Sfido chiunque, tra i colleghi medici specializzatisi prima che l’introduzione del numero chiuso spegnesse inesorabilmente ogni autodeterminazione alla scelta consapevole del proprio futuro, a negare questa trafila faticosa ma propedeutica ad un’attività professionale maturata sul campo della costanza e dell’impegno. E sfido chiunque a negare il disappunto, la riprovazione, la delusione paralizzante che ciascuno avrebbe potuto provare se, al posto nostro atteso per anni, fosse arrivato un pinco pallo che, magari con una pubblicazione in più ma con molta gavetta in meno, avesse saltato a piè pari le nostre notti insonni, l’internato asfissiante e senza pause, la perseverante fedeltà, l’averci creduto fino in fondo.

Era l’atto dovuto che t’aspettavi dal Professore non perché te lo dovesse a prescindere, ma perché te lo eri meritato sul campo, te lo eri guadagnato, studiando la notte e lavorando il giorno per investire sul tuo futuro prossimo venturo, Quel futuro che, ora, per forza di cose doveva passare dal Professore.

Riuscireste, voi, a immaginare il contrario? Riuscireste a comprendere l’operato di chi, dopo averti visto per anni aspettare il tuo momento, dovesse scegliere un altro al posto tuo? Riuscireste a sopportare una simile inqualificabile carognata?

Ora, io non conosco i dettagli dei fatti di Milano, né le procedure del concorso del quale tanto in questi giorni si è parlato. Sarà la Magistratura a chiarire, a definire e a giudicare i fatti. Non discuto della prosopopeica attitudine all’onnipotenza di un qualche titolato; non ne discuto perché, ove si escluda la vacua fatuità della boria, ho sempre creduto che l’onnipotenza sia solo una vertigine pericolosa e fallace. Né mi permetterei mai di giustificare violazioni di leggi o passaggi illeciti o dolosi. Dico solo che quel che mi colpisce della storia, che ha in un noto docente milanese uno dei testimonial più in vista, è la facilità dello stupore che sembra animare i tanti perbenisti scevri da ogni macchia e liberi da ogni colpa.

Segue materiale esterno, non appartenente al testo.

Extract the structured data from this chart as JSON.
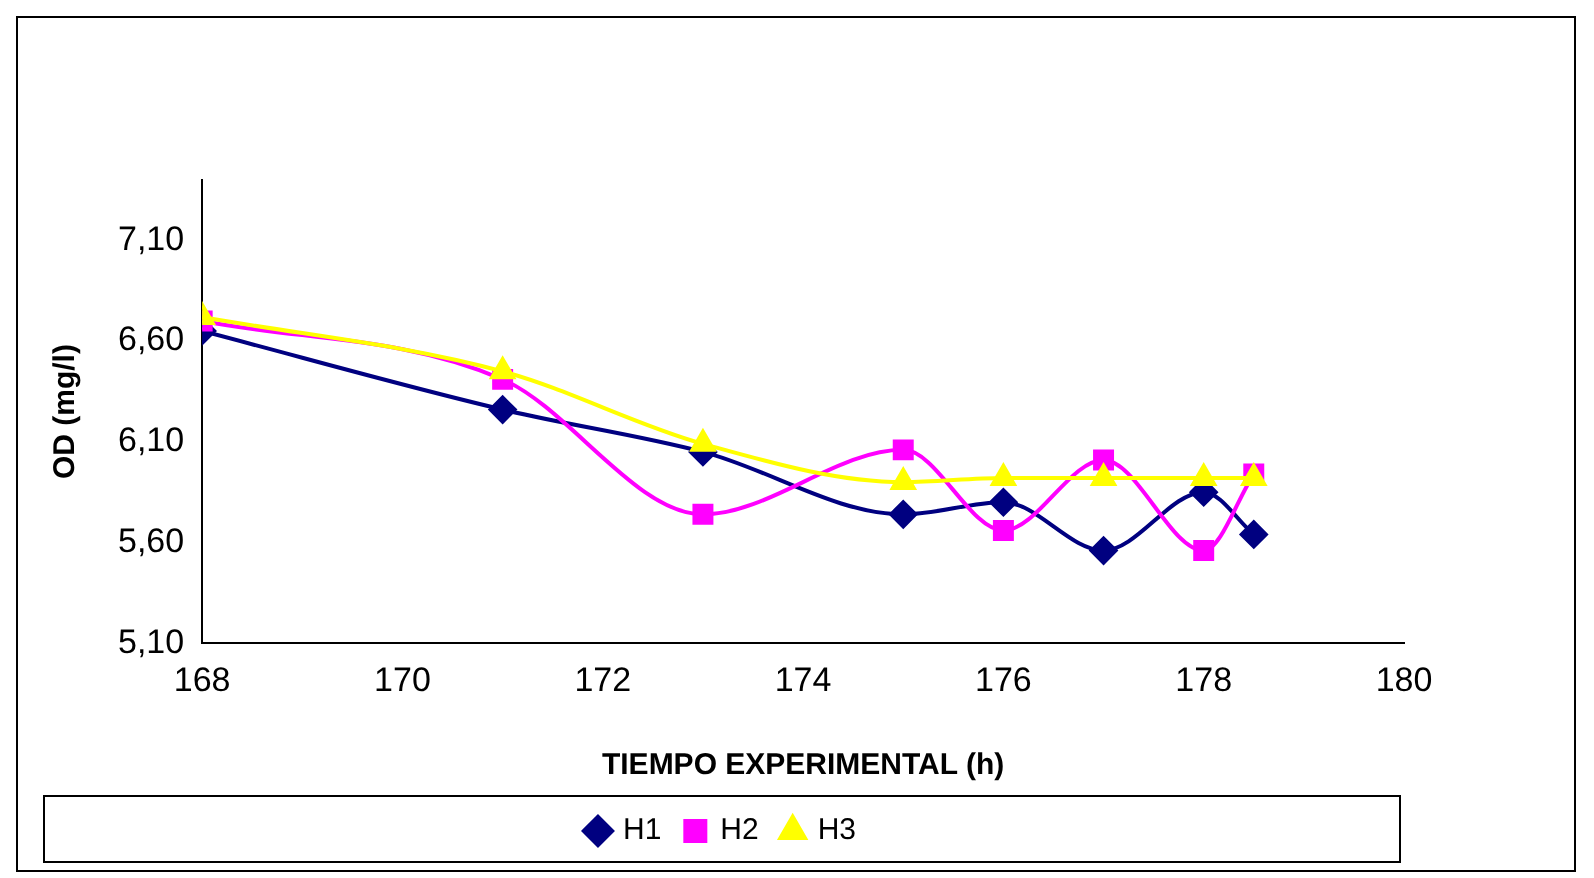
{
  "chart_data": {
    "type": "line",
    "xlabel": "TIEMPO EXPERIMENTAL (h)",
    "ylabel": "OD (mg/l)",
    "x": [
      168,
      171,
      173,
      175,
      176,
      177,
      178,
      178.5
    ],
    "series": [
      {
        "name": "H1",
        "color": "#000080",
        "marker": "diamond",
        "values": [
          6.65,
          6.26,
          6.05,
          5.74,
          5.8,
          5.56,
          5.85,
          5.64
        ]
      },
      {
        "name": "H2",
        "color": "#ff00ff",
        "marker": "square",
        "values": [
          6.7,
          6.41,
          5.74,
          6.06,
          5.66,
          6.01,
          5.56,
          5.94
        ]
      },
      {
        "name": "H3",
        "color": "#ffff00",
        "marker": "triangle",
        "values": [
          6.72,
          6.45,
          6.09,
          5.9,
          5.92,
          5.92,
          5.92,
          5.92
        ]
      }
    ],
    "xlim": [
      168,
      180
    ],
    "xticks": [
      168,
      170,
      172,
      174,
      176,
      178,
      180
    ],
    "ylim": [
      5.1,
      7.4
    ],
    "yticks": [
      {
        "value": 5.1,
        "label": "5,10"
      },
      {
        "value": 5.6,
        "label": "5,60"
      },
      {
        "value": 6.1,
        "label": "6,10"
      },
      {
        "value": 6.6,
        "label": "6,60"
      },
      {
        "value": 7.1,
        "label": "7,10"
      }
    ],
    "grid": false,
    "legend": "bottom"
  }
}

L’invito, allora, è a leggere con doverosa attenzione e con capacità analitica priva di preconcetti, fatti, antefatti e premesse; ad evitare giudizi pretestuosi e forcaioli; a considerare che nelle righe di questa vicenda non c’è solo il mattatore diventato personaggio, ma c’è anche – e forse soprattutto – chi a quel personaggio non aveva affidato tanto l’odiosa raccomandazione, ma a lui aveva dedicato il proprio impegno, i sacrifici, il tempo, il proprio futuro.

È una storia che, proprio perché vissuta, merita attenzione, riflessione e, magari, perfino rispetto. Fino a prova contraria!